La dernière décennie a vu émerger des figures de résistance internes. Les trois mandats consécutifs de Pérez (2009-2018, puis 2018-2026 en cours) s'accompagnent d'une usure rhétorique inévitable. Même les meilleurs marchands de rêves finissent par révéler leurs fissures. En 2023, le projet de Superliga européenne orchestré par Pérez a suscité des critiques massives, y compris parmi les aficionados du club blanc. La sensation que les ambitions grandioses du président cessent parfois de servir le club pour servir Pérez lui-même.

Riquelme représente donc le camp des inquiets, des nostalgiques d'une époque où les présidents avaient une limite de deux mandats, des esprits qui demandent pourquoi un homme de 77 ans devrait arbitrer seul le sort d'une institution fondée en 1902. Les critiques contre lui — formulées dans la province de Tolède — tentent de le peindre comme un utopiste, un agitateur sans programme réel. Pérez argumente probablement que le continuisme serait synonyme de stabilité, que changer de skipper en pleine tempête relève de la folie. Mais l'argument ne pèse plus grand-chose si le navire tangue visiblement.

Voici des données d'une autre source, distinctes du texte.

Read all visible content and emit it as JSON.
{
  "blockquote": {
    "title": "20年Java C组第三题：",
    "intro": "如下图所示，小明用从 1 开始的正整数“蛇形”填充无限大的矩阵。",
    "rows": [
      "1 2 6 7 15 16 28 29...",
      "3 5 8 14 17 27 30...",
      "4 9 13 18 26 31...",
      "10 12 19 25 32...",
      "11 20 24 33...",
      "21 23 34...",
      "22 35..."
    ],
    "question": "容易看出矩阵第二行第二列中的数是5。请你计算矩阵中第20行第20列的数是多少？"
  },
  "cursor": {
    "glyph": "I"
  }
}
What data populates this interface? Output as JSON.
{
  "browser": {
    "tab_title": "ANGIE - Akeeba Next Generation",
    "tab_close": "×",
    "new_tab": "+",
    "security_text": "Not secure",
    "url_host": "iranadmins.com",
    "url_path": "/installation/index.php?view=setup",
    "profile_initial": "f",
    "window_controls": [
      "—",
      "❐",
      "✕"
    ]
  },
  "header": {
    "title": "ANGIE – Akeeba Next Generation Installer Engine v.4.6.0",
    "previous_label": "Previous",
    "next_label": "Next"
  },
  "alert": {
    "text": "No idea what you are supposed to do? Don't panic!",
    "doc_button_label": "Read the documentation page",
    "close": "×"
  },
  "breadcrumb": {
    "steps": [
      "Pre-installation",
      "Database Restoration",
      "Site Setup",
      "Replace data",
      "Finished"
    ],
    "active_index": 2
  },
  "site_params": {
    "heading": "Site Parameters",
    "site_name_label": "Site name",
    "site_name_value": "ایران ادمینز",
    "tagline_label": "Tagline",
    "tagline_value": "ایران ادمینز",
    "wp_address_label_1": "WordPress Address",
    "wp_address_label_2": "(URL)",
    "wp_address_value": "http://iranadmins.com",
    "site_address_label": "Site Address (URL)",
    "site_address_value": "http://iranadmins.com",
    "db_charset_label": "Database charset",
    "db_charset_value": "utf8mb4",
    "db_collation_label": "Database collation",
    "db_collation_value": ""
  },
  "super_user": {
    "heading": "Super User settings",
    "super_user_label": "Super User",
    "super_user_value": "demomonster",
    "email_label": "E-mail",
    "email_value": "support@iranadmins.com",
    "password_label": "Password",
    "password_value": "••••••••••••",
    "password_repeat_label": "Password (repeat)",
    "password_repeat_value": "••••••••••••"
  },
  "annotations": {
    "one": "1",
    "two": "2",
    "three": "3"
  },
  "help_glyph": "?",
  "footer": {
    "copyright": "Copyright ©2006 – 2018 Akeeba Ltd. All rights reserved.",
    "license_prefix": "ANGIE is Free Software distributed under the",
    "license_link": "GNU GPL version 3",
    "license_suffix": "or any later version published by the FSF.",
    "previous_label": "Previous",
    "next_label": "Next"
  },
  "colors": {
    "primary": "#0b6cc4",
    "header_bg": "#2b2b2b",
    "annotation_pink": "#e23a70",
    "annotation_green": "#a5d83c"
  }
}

Un scrutin qui décidera du visage du Real Madrid

Le calendrier du vote n'a pas encore été fixé officiellement, mais tout porte à croire qu'il se déroulera avant l'été 2025. Cette élection sera moins un référendum sur le bilan sportif — même endommagé — qu'un choix de société. Continuez avec le système Pérez, ou tentez une parenthèse réformatrice avec Riquelme et ses alliés. Les enjeux financiers sont monstrueux : le Real Madrid génère désormais 800 millions d'euros de revenus annuels, contre 400 millions à la fin des années 2010. La gestion de ce flux, l'investissement dans les infrastructures, la rémunération des cadres dirigeants deviennent des questions politiques.

Sur le plan sportif, l'équipe de Carlo Ancelotti a retrouvé sa trajectoire victorieuse — la Liga semble acquise, les quarts de Champions approchent — ce qui complique encore la narrative de l'opposition. Un Pérez qui gagne peut se permettre de critiquer ses adversaires sans peur. Un Pérez qui perdrait aurait déjà perdu bien avant le verdict électoral. Les rencontres en Tolède s'inscrivent dans cette logique guerrière classique : occuper le terrain, contrôler le narratif, montrer qu'on maîtrise encore les symboles du pouvoir.

Les semaines à venir verront probablement s'intensifier ces escarmouches régionales, ces débats médiatisés, cette orchestration lente de l'opinion. Le Real Madrid vit depuis longtemps l'illusion d'être au-dessus des querelles politiques ordinaires, sanctuarisé par ses succès. Or, chaque institution humaine affronte tôt ou tard la question de sa gouvernance. Celle du Real Madrid, apparemment, ne pouvait être différée plus longtemps. Et si Pérez doit descendre en Castille pour l'emporter, c'est que la certitude de jadis s'est enfin lézardée.